In the early 1900s, a dramatic population increase along the Illinois led to the diversion of sewage and industrial waste into the river. More-stringent water pollution laws and better waste treatment began to alleviate the problem in the 1920s
Students talk to farmers
The greatest damage to the river has occurred since the 1930s, as the rise of mechanized, large-scale farming of annual row crops like corn and soybeans has led to widespread topsoil erosion. Tons of silty sediment have choked the river, reducing its flow and oxygen levels.
"It's frustrating for the kids when they go into the fields and see the water rushing off," Williams says.

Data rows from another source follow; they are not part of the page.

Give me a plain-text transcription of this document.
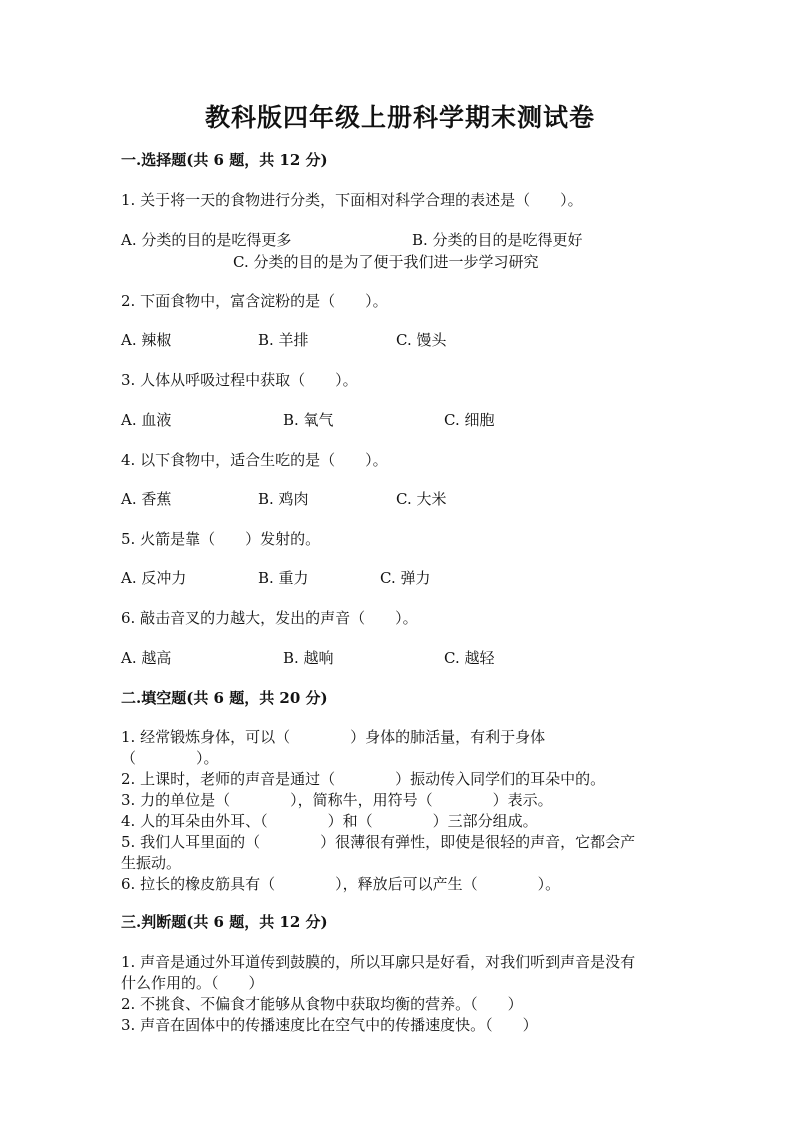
教科版四年级上册科学期末测试卷
一.选择题(共 6 题，共 12 分)
1. 关于将一天的食物进行分类，下面相对科学合理的表述是（　　）。
A. 分类的目的是吃得更多	B. 分类的目的是吃得更好
C. 分类的目的是为了便于我们进一步学习研究
2. 下面食物中，富含淀粉的是（　　）。
A. 辣椒	B. 羊排	C. 馒头
3. 人体从呼吸过程中获取（　　）。
A. 血液	B. 氧气	C. 细胞
4. 以下食物中，适合生吃的是（　　）。
A. 香蕉	B. 鸡肉	C. 大米
5. 火箭是靠（　　）发射的。
A. 反冲力	B. 重力	C. 弹力
6. 敲击音叉的力越大，发出的声音（　　）。
A. 越高	B. 越响	C. 越轻
二.填空题(共 6 题，共 20 分)
1. 经常锻炼身体，可以（　　　　）身体的肺活量，有利于身体
（　　　　）。
2. 上课时，老师的声音是通过（　　　　）振动传入同学们的耳朵中的。
3. 力的单位是（　　　　），简称牛，用符号（　　　　）表示。
4. 人的耳朵由外耳、（　　　　）和（　　　　）三部分组成。
5. 我们人耳里面的（　　　　）很薄很有弹性，即使是很轻的声音，它都会产
生振动。
6. 拉长的橡皮筋具有（　　　　），释放后可以产生（　　　　）。
三.判断题(共 6 题，共 12 分)
1. 声音是通过外耳道传到鼓膜的，所以耳廓只是好看，对我们听到声音是没有
什么作用的。（　　）
2. 不挑食、不偏食才能够从食物中获取均衡的营养。（　　）
3. 声音在固体中的传播速度比在空气中的传播速度快。（　　）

In recent years, East Peoria students have held discussions with farmers and been heartened by the growing popularity of no-till cultivation which has helped reduced soil erosion. But the no-till method requires greater use of herbicides like atrazine and threatens to put additional toxic chemicals into the Illinois.
Nevertheless, student river advocates are receiving a boost from another economic force in East Peoria: a multimillion-dollar drive to develop the riverfront.
The city of 22,000 people seeks to reverse a population decline from the loss of heavy industry jobs by promoting tourism, and hosting a controversial riverboat gambling casino. A 600-berth marina and housing complex are under way, as are riverfront shops, restaurants, and parks.
"We have a long-term interest in maintaining the river," says city spokesman Jay Thompson. "The town is very pleased that the kids have an interest in water quality."
Some seniors at East Peoria say their career choices have been influenced by the river project. Josh Thompson plans to become an architect with an emphasis on riverfront designs. Devon Schaub hopes to put her testing of well water to use in a medical job. Justin Waldsmith wants to enter the field of environmental chemistry.